Cross-Validation

What is Cross-Validation?

Cross-validation is an extension of the training, validation, and holdout (TVH) process that minimizes the sampling bias of machine learning models. Data partitioning for the regular TVH process looks like this:

TVH 1

With cross-validation, we still have our holdout data, but we use several different portions of the data for validation rather than using one fifth for the holdout, one for validation, and the remainder for training as shown in the above example. Since the non-holdout data was split into five buckets, we call this “5-fold cross-validation.” If there had been four buckets, it would have been 4-fold cross-validation.

TVH

Next, we build five iterations of a model (represented by the five different rows), training it on the gray part of the set and testing it on the blue part.
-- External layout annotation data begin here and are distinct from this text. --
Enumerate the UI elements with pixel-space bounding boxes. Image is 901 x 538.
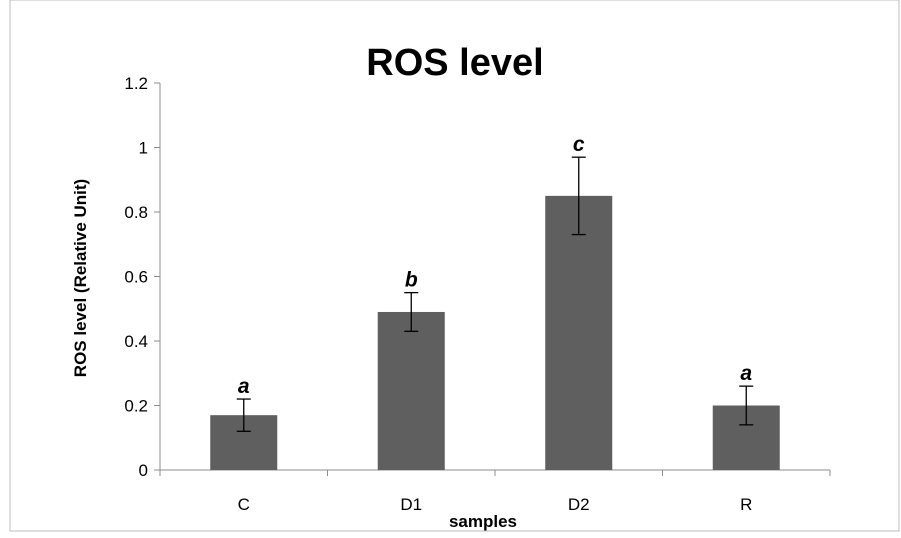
x-tick-label: D2 [568, 495, 590, 514]
y-axis-label: ROS level (Relative Unit) [71, 179, 90, 377]
y-tick-label: 0.6 [124, 268, 148, 287]
significance-label: a [238, 375, 250, 398]
significance-label: b [405, 269, 418, 292]
x-tick-label: C [238, 495, 250, 514]
y-tick-label: 0 [139, 461, 148, 480]
x-tick-label: R [740, 495, 752, 514]
significance-label: c [573, 133, 585, 156]
plot-area: 0 0.2 0.4 0.6 0.8 1 1.2 a Cb D1 c D2 a R [124, 74, 831, 514]
y-tick-label: 1.2 [124, 74, 148, 93]
y-tick-label: 0.2 [124, 397, 148, 416]
y-tick-label: 0.4 [124, 332, 148, 351]
x-axis-label: samples [449, 512, 517, 531]
chart-title: ROS level [366, 42, 543, 84]
bar-d2 [545, 195, 613, 470]
significance-label: a [740, 362, 752, 385]
y-tick-label: 0.8 [124, 203, 148, 222]
bar-d1 [377, 311, 445, 470]
y-tick-label: 1 [139, 139, 148, 158]
x-tick-label: D1 [400, 495, 422, 514]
Then we can take the average performance of the model on each of the validation partitions and use it to measure model performance.

Why is Cross-Validation Important?

If the original validation partition is not representative of the overall population, then the resulting model may appear to have a high accuracy when in reality it just happens to fit the unusual validation set well, causing you to implement a model that actually has poor accuracy when applied to future data. With cross-validation, you can double-check how accurate your model is on multiple different subsets of data, ensuring it will generalize well to data you collect in the future.

Cross-Validation + DataRobot

DataRobot automatically uses 5-fold cross-validation, but also allows you to manually partition your data.

DR-crossvalidation

Alternatively, rather than using TVH or cross-validation, you can specify group partitioning or out-of-time partitioning, which trains models on data from one time period and validates the model on data from a later time period. For the maximum level of control, you can specify the partition to which each record in your dataset is assigned.